Di Indonesia saat ini, dakwah dakwah keagamaan lebih banyak membahas omong kosong yang tidak terkait dengan masalah pokok bangsa ini, yaitu korupsi, kolusi, nepotisme dan intoleransi. Juga radikalisme. Bahkan ikut menyuburkannya!

Setiap tahun jumlah rumah ibadah bertambah dan warga yang berangkat ke tanah suci terus bertambah, naik peminatnya. Mereka yang bergelar haji juga bertambah. Tapi indeks korupsi dan kolusi tidak menurun karenanya. Gak ngaruh! Bangsa Indonesia belum benar benar menjadi bangsa yang soleh - melainkan baru sekadar "kelihatan soleh"

Beragama menjadi satu hal. Dan mempraktikan nilai agama menjadi hal lain. Mengaji, ya, dan pergi haji, ya. Korupsi dan kolusi juga, ya. Pakai hijab iya, menyebar hoax, iya juga.

Dakwah dakwah keagamaan di Indonesia saat ini tidak relevan dengan kehidupan sehari hari dan rujukan praktis kemasyarakatan yang berlaku, tapi hanya mengurus yang remeh temeh dan tidak substansif - tak jauh dari urusan poligami dan kelamin - membawa kita kembali ke peradaban rendah masa lalu. Mundur berabad abad!

Ibadah ibadah agama menjadi kegiatan mekanis dan pertunjukan panggung hiburan yang dangkal. Bukan penghayatan spiritual!

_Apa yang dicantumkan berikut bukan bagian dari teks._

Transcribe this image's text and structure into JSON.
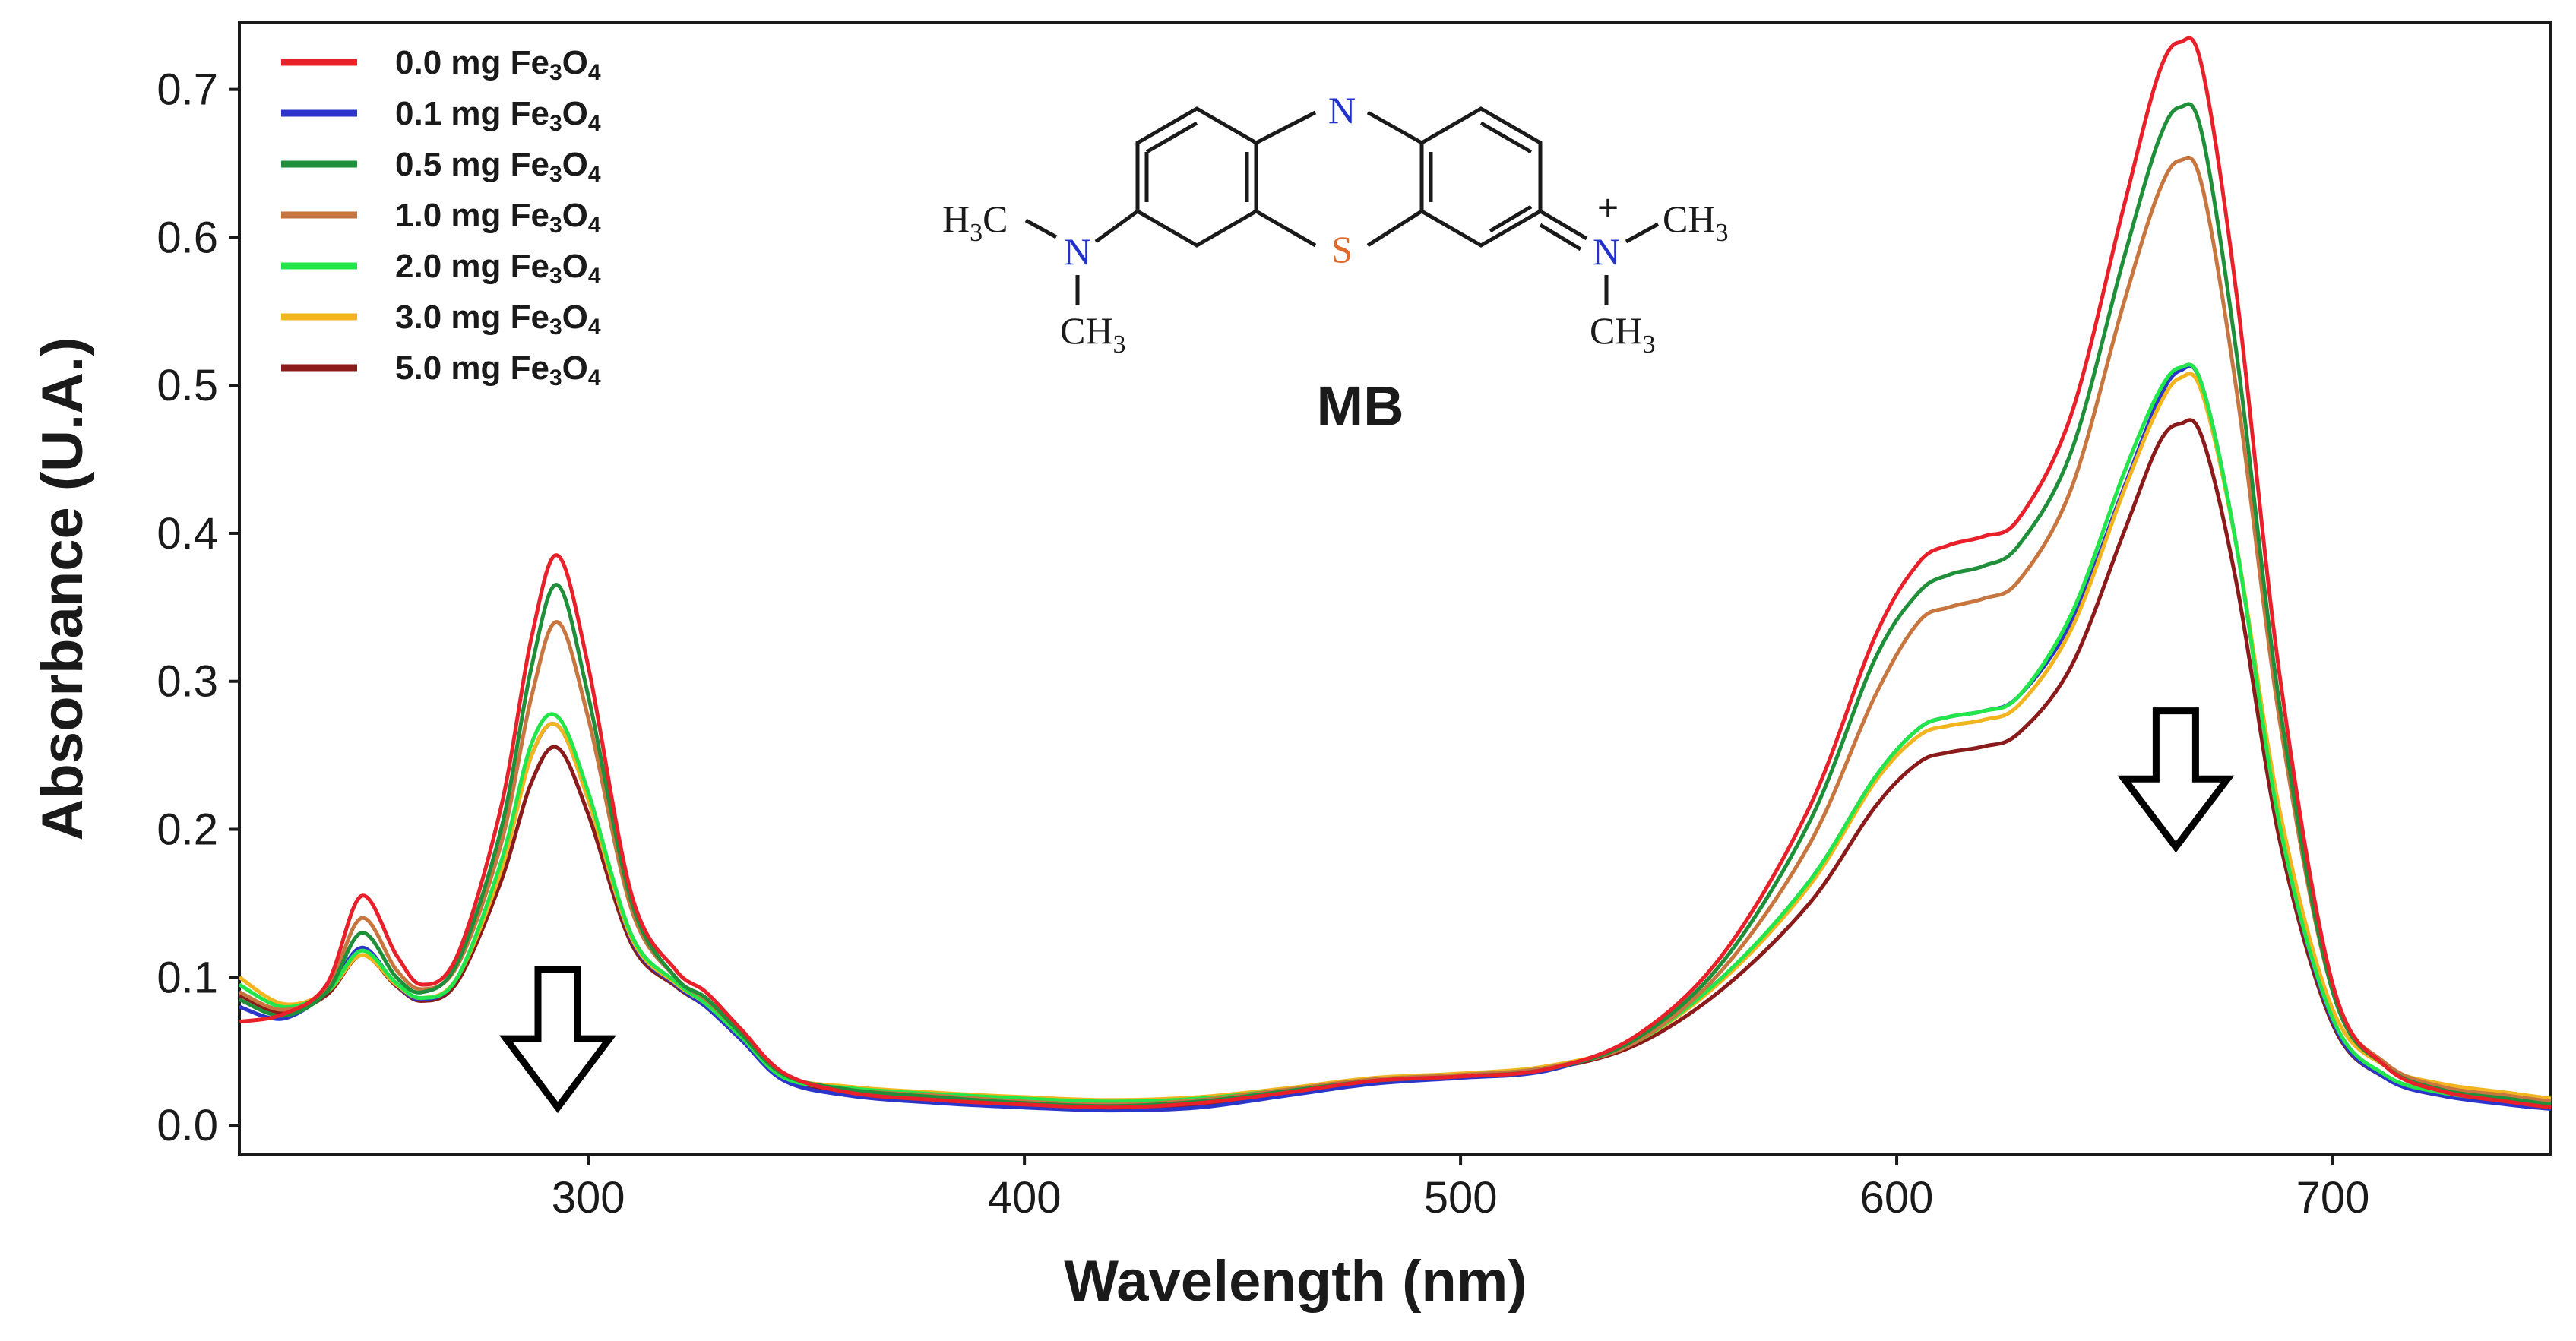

Mengutip ucapan Ketua Umum Pimpinan Pusat Muhammadiyah, Haedar Nashir, "agama sudah seperti infotainment".

Acara acara agama jadi tempat bergosip. Bergunjing. Saling mengungkapkan kebenaran sendiri atau kelompok, untuk hiburan dan jadi tangga popularitas pengisi acaranya, dengan menyebarkan brand masing masing artisnya.

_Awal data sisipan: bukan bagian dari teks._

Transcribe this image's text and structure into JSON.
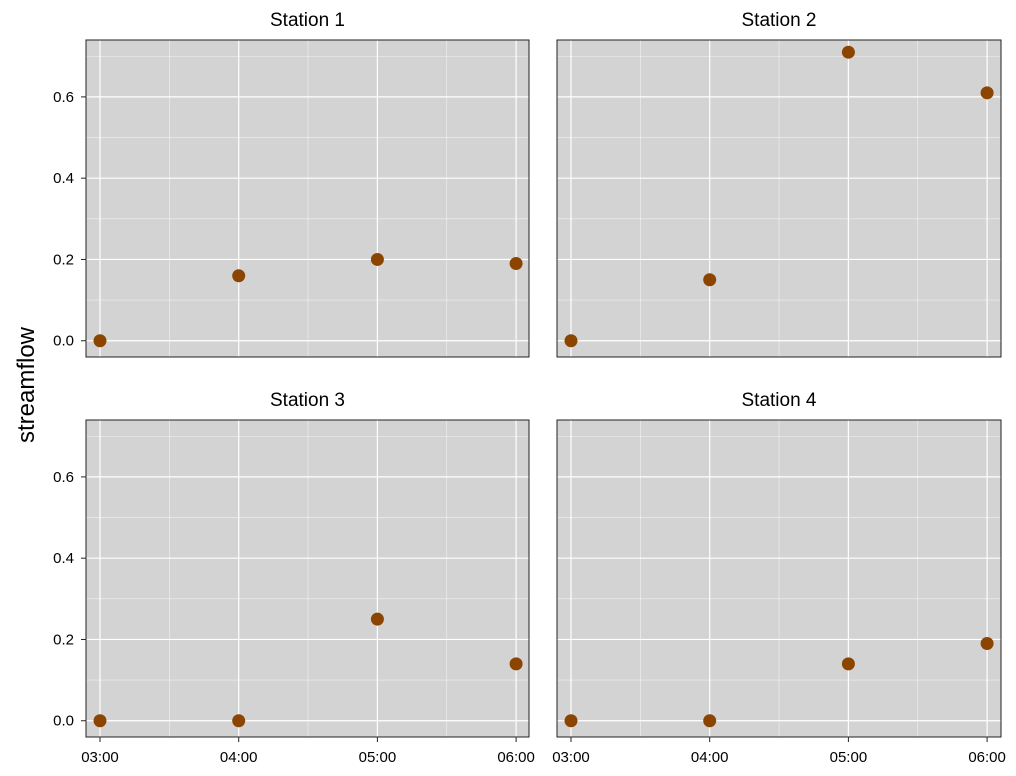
{
  "chart_data": {
    "type": "scatter",
    "ylabel": "streamflow",
    "xlabel": "",
    "x_ticks": [
      "03:00",
      "04:00",
      "05:00",
      "06:00"
    ],
    "ylim": [
      -0.04,
      0.74
    ],
    "y_ticks": [
      0.0,
      0.2,
      0.4,
      0.6
    ],
    "y_tick_labels": [
      "0.0",
      "0.2",
      "0.4",
      "0.6"
    ],
    "grid": true,
    "panel_background": "#d3d3d3",
    "grid_color": "#ffffff",
    "point_color": "#8b4500",
    "panels": [
      {
        "title": "Station 1",
        "x": [
          "03:00",
          "04:00",
          "05:00",
          "06:00"
        ],
        "y": [
          0.0,
          0.16,
          0.2,
          0.19
        ]
      },
      {
        "title": "Station 2",
        "x": [
          "03:00",
          "04:00",
          "05:00",
          "06:00"
        ],
        "y": [
          0.0,
          0.15,
          0.71,
          0.61
        ]
      },
      {
        "title": "Station 3",
        "x": [
          "03:00",
          "04:00",
          "05:00",
          "06:00"
        ],
        "y": [
          0.0,
          0.0,
          0.25,
          0.14
        ]
      },
      {
        "title": "Station 4",
        "x": [
          "03:00",
          "04:00",
          "05:00",
          "06:00"
        ],
        "y": [
          0.0,
          0.0,
          0.14,
          0.19
        ]
      }
    ]
  }
}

Pada akhirnya kita layak bertanya: untuk apa agama hadir dalam kehidupan? Khususnya kita sebagai bangsa Indonesia.

Dalam memandang sudut keIndonesiaan apa keuntungan kita berpenampilan keArab araban?!

Bangsa kita dapat apa dengan meniru niru budaya Arab?! Pakai gamis, hijab dan niqab? Jenggotan. Menghitamkan jidat?! Dapat apa?!

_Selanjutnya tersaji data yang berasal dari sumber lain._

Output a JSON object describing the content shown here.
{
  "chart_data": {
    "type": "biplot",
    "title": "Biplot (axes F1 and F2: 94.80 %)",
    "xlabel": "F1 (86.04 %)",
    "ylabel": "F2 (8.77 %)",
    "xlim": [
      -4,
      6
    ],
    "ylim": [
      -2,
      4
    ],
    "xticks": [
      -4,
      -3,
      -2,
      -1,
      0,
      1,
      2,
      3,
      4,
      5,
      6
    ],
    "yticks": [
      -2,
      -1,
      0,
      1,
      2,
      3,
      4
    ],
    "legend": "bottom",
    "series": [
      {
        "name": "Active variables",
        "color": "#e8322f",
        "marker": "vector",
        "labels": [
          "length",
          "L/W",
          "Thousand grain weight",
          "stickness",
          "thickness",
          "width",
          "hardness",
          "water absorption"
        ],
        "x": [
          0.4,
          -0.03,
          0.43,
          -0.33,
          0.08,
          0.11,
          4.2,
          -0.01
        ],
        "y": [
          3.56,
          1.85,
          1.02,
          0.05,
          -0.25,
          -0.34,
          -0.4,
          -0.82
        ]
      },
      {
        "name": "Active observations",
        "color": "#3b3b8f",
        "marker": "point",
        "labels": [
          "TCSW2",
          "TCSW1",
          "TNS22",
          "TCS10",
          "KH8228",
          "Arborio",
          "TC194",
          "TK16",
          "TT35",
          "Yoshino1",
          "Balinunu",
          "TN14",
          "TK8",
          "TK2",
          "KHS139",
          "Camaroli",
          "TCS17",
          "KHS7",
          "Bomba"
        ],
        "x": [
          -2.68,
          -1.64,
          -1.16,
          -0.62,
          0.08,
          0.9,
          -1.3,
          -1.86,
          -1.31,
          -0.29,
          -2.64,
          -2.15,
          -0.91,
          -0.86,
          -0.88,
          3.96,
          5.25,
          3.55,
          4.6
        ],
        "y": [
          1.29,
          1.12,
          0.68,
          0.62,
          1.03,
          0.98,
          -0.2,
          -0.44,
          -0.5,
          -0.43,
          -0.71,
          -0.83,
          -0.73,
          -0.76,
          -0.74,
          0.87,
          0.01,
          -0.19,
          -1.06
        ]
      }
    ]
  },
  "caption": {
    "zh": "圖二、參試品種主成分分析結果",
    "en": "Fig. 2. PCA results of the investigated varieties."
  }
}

Apa Tuhan hanya menerima kita dan memasukkan ke surga kalau kita meniru niru Arab dan menjadi ke Arab Araban?!

Sengaja dalam hal ini saya tekankan Indonesia dan keIndonesiaan!
Dimana kita lahir dan tumbuh. Tumpah darah kita. Karena kita budaya besar - Budaya Nusantara!


Di Indonesia, saat ini - hal yang paling meresahkan dari maraknya pendangkalan agama saat ini adalah usaha intensif menghapus tradisi dan budaya lokal, warisan leluhur yang merusak keIndonesiaan!

Untuk apa Tuhan melahirkan kita sebagai makhluk sawo matang di bumi Nusantara? Tanah air kita?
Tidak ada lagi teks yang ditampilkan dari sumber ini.